| | | Amazon's US-East-1 datacenter suffered increased error rates today. (CRN) This is in the same sense as "Jeffrey Epstein didn't increase his own error rates". AWS US-East-1 burned down, fell over, and sank into the swamp. With it went a few little sites like Netflix and Disney+ and, oh, Amazon itself. Tens of thousands of Adele fans waiting in virtual line for pre-release tickets were not impressed when the whole thing was rescheduled, and they weren't notified by email because email services relying on AWS were also down. (Fortune) Coinbase, Binance, dYdX (which is a cool name for a derivatives trading platform I must admit) and blockchain gateway Infura all suffered outages, which makes you wonder just how decentralized this decentralized finance thingy really is. (Be In Crypto) Alexa wouldn't talk to you, Kindles couldn't kindle, Roombas couldn't roomb, and Ring video doorbells couldn't burn down your house. (The Verge) Within Amazon, not a creature was stirring, not even a wireless mouse. (Business Insider) AWS is not just a product, it's Amazon's own computer system.
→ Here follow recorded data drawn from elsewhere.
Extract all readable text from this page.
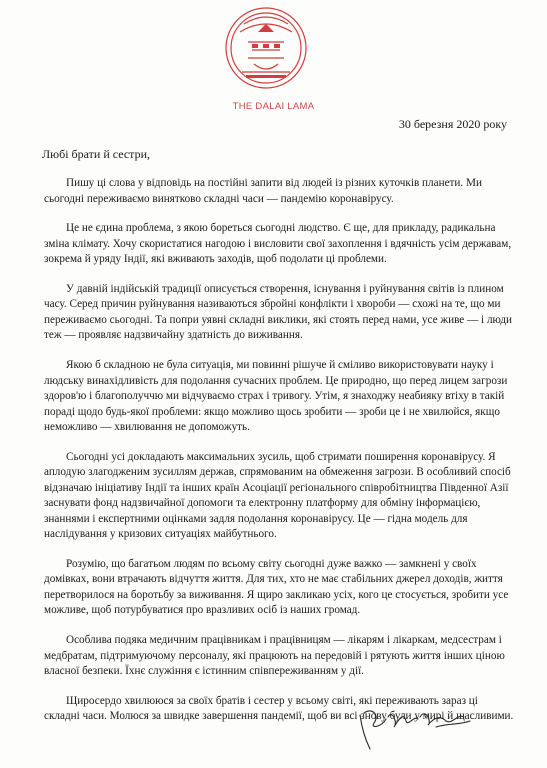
THE DALAI LAMA
30 березня 2020 року
Любі брати й сестри,

Пишу ці слова у відповідь на постійні запити від людей із різних куточків планети. Ми сьогодні переживаємо винятково складні часи — пандемію коронавірусу.

Це не єдина проблема, з якою бореться сьогодні людство. Є ще, для прикладу, радикальна зміна клімату. Хочу скористатися нагодою і висловити свої захоплення і вдячність усім державам, зокрема й уряду Індії, які вживають заходів, щоб подолати ці проблеми.

У давній індійській традиції описується створення, існування і руйнування світів із плином часу. Серед причин руйнування називаються збройні конфлікти і хвороби — схожі на те, що ми переживаємо сьогодні. Та попри уявні складні виклики, які стоять перед нами, усе живе — і люди теж — проявляє надзвичайну здатність до виживання.

Якою б складною не була ситуація, ми повинні рішуче й сміливо використовувати науку і людську винахідливість для подолання сучасних проблем. Це природно, що перед лицем загрози здоров'ю і благополуччю ми відчуваємо страх і тривогу. Утім, я знаходжу неабияку втіху в такій пораді щодо будь-якої проблеми: якщо можливо щось зробити — зроби це і не хвилюйся, якщо неможливо — хвилювання не допоможуть.

Сьогодні усі докладають максимальних зусиль, щоб стримати поширення коронавірусу. Я аплодую злагодженим зусиллям держав, спрямованим на обмеження загрози. В особливий спосіб відзначаю ініціативу Індії та інших країн Асоціації регіонального співробітництва Південної Азії заснувати фонд надзвичайної допомоги та електронну платформу для обміну інформацією, знаннями і експертними оцінками задля подолання коронавірусу. Це — гідна модель для наслідування у кризових ситуаціях майбутнього.

Розумію, що багатьом людям по всьому світу сьогодні дуже важко — замкнені у своїх домівках, вони втрачають відчуття життя. Для тих, хто не має стабільних джерел доходів, життя перетворилося на боротьбу за виживання. Я щиро закликаю усіх, кого це стосується, зробити усе можливе, щоб потурбуватися про вразливих осіб із наших громад.

Особлива подяка медичним працівникам і працівницям — лікарям і лікаркам, медсестрам і медбратам, підтримуючому персоналу, які працюють на передовій і рятують життя інших ціною власної безпеки. Їхнє служіння є істинним співпереживанням у дії.

Щиросердо хвилююся за своїх братів і сестер у всьому світі, які переживають зараз ці складні часи. Молюся за швидке завершення пандемії, щоб ви всі знову були у мирі й щасливими.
With that down, the storefront went down, and all the inventory and logistics services went with it. Delivery drivers were paid and sent home because there was nothing they could do - there's no paper trail for this, not at Amazon's scale. Instacart, Venmo, CashApp, Roku, McDonald's app and automated kiosks, Tinder, and Delta Air Lines all went off the air. (USA Today) We only have one direct AWS dependency at work, and that's at US-West-2 a thousand miles away, but it went down for six hours anyway.
We have quite a few indirect dependencies, though, so my day was spent cleaning up after all of those services failed.
There is no cloud, there's just someone else's computer, and it's down.